Cesar, the one they call Irasaniri, 'Bitten by Caiman,' pulls back firm and hard on his palm wood bow, aiming the razor sharp bamboo tip of an arrow straight up into the rain forest canopy. Eighty feet above, a large male spider monkey eats Pouteria fruits, unaware of the human predator below. The black shape makes a sudden motion to the right, out of Cesar's field of vision in the dense understory. "Probably heard us," whispers Cesar to his brother-in-law, releasing the tension on the bow in a smooth snap.

Oscar digs up the pungent bulbs of a sedge variety used specifically for hunting spider monkeys.

He takes a few quiet steps and doubles over a few spindly understory palms that obstruct his view, never taking his eyes off the monkey far overhead. He again takes up his stance, and this time removes a small cluster of sedge (Cyperus) bulbs from a net bag slung across his back. He snaps off one piece and chews the bitter, aromatic quid.

He rubs the chewed root onto his bow and arrow shaft, and then spits a fine, turpentine-smelling spray upward as he watches the monkey. "Straight up, straight to the heart, no branches, fly straight and fast," he mumbles to the bow, to the arrow, to the monkey, to himself. The muscles across his back stand out in relief for a moment as he draws and aims the taut bow.

The ideal bow shot for hunting monkeys is straight up into the high forest canopy.

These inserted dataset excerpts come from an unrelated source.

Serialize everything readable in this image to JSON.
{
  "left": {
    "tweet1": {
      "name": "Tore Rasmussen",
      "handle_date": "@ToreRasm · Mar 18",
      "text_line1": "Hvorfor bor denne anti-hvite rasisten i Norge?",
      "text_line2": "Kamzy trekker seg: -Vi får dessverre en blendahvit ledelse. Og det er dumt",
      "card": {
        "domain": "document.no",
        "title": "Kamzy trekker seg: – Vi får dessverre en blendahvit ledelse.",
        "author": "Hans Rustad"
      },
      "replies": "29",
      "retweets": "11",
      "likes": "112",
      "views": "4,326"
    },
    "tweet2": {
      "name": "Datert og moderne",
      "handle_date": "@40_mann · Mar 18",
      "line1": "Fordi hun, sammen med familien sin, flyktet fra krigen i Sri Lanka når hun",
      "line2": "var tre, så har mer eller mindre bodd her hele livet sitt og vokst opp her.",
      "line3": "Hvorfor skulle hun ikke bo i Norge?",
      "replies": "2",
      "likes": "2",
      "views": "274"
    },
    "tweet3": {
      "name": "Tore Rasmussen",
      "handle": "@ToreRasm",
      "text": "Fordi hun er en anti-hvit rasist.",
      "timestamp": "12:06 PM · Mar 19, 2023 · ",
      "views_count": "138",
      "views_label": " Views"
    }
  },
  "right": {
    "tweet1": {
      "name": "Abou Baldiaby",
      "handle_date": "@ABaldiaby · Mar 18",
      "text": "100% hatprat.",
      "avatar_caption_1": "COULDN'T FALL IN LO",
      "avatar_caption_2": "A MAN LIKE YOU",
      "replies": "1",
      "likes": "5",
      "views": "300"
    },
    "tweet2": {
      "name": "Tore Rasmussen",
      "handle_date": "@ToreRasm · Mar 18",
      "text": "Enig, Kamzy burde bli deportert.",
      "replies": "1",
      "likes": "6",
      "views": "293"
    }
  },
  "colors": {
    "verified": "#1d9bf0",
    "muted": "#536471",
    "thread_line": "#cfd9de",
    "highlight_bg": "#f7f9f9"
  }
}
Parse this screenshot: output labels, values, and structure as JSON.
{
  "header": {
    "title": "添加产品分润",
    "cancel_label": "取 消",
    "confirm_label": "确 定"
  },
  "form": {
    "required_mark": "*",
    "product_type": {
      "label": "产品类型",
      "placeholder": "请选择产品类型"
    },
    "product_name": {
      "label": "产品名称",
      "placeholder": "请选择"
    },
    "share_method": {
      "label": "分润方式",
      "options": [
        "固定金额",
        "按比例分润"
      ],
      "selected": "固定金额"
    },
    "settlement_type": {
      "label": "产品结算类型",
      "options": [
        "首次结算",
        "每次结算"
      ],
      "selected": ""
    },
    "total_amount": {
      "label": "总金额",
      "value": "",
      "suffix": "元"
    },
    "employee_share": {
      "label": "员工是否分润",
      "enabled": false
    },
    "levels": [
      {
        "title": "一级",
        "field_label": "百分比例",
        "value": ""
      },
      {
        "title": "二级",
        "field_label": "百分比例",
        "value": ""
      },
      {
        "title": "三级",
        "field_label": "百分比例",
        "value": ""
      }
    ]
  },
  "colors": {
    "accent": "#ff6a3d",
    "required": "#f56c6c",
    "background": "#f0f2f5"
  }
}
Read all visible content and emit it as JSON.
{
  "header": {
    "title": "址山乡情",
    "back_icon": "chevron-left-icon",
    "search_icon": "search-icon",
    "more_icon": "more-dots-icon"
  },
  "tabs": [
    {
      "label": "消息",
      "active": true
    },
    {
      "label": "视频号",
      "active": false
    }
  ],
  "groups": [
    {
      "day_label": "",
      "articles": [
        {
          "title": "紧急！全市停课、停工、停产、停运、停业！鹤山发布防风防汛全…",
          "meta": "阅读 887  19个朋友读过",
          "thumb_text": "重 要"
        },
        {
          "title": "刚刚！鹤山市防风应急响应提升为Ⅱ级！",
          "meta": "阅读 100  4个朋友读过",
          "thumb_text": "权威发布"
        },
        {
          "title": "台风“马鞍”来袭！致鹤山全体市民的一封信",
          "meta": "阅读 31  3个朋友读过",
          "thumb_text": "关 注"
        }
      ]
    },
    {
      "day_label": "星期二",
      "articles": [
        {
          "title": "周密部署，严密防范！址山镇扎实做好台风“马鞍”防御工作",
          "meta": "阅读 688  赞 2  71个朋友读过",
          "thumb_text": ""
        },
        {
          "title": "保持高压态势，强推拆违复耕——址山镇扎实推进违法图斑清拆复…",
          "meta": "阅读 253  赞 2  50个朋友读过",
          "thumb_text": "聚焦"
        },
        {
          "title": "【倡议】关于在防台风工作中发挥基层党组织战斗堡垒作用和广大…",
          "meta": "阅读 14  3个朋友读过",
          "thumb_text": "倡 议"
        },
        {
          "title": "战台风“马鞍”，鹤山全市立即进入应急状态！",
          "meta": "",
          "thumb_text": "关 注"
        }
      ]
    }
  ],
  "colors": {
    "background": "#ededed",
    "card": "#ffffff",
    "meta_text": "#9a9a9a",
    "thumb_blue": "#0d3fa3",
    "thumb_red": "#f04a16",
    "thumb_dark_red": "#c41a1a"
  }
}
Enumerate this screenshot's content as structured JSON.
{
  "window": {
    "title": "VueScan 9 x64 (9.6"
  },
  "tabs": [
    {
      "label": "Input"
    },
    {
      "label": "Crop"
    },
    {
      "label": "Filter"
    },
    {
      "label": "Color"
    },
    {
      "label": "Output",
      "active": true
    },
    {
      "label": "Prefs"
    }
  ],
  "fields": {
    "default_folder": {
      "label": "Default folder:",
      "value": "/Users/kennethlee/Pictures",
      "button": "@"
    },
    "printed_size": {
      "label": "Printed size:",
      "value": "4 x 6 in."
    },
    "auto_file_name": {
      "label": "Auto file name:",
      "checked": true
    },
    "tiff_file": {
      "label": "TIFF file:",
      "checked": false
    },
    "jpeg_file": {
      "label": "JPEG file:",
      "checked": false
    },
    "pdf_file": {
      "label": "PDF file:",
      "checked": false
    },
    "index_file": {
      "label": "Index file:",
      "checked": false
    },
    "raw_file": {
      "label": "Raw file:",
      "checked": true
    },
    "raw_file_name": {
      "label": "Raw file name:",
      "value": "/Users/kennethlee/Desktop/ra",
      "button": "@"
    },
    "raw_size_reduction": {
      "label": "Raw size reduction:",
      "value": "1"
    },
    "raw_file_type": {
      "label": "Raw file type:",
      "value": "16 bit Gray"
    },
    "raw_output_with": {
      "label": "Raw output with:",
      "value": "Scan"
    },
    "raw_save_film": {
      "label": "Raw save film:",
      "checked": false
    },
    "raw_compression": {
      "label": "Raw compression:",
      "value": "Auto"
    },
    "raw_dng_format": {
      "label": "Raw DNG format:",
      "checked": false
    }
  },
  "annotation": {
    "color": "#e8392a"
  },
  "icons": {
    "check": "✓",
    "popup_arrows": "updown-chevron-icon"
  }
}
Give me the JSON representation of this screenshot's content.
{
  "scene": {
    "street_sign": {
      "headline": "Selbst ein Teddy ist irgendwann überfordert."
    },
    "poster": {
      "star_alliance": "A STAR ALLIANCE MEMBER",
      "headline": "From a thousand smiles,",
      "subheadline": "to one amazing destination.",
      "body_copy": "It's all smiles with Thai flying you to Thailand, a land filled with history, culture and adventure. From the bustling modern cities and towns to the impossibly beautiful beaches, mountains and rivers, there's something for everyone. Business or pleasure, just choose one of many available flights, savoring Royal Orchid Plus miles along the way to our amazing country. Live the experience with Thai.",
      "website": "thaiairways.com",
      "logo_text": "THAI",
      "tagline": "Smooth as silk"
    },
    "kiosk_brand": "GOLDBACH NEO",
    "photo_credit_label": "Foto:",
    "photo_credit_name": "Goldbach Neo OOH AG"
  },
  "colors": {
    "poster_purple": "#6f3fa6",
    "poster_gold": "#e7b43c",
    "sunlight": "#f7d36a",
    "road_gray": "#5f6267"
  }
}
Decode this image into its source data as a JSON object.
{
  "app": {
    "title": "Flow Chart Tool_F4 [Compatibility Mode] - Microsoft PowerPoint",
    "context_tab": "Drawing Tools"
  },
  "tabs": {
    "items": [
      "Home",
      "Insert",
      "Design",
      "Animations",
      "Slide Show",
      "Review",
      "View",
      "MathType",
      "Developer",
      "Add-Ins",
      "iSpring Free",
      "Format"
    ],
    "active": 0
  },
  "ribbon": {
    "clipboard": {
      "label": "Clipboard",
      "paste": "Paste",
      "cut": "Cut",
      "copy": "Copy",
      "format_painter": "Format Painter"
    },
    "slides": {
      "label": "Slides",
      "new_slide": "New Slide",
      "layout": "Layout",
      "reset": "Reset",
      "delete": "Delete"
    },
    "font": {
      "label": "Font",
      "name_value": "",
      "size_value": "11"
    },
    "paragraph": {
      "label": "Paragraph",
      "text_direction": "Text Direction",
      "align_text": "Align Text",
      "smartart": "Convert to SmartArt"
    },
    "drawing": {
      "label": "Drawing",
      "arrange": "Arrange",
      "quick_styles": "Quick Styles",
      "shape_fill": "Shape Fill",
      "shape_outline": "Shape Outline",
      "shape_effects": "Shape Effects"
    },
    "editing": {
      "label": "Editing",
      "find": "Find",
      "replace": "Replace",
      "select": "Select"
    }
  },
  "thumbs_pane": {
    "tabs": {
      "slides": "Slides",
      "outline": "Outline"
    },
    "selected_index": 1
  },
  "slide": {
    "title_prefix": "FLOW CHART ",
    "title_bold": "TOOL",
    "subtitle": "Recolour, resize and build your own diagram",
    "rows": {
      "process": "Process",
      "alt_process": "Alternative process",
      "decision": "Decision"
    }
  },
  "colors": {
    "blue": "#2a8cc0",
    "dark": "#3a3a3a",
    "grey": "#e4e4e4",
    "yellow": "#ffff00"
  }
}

He releases the arrow with a soft grunt and a snap of the string. The arrow whizzes through the air and hits its target square in the chest. The monkey utters an almost human scream. Had the arrow been a few inches off its mark, the monkey could have escaped with a mere flesh wound, putting the hunters in store for a long and exhausting chase, and the possibility of losing the coveted meat. Instead, the monkey wavers, tires, loses its grip, then plummets to the earth in a shower of blood.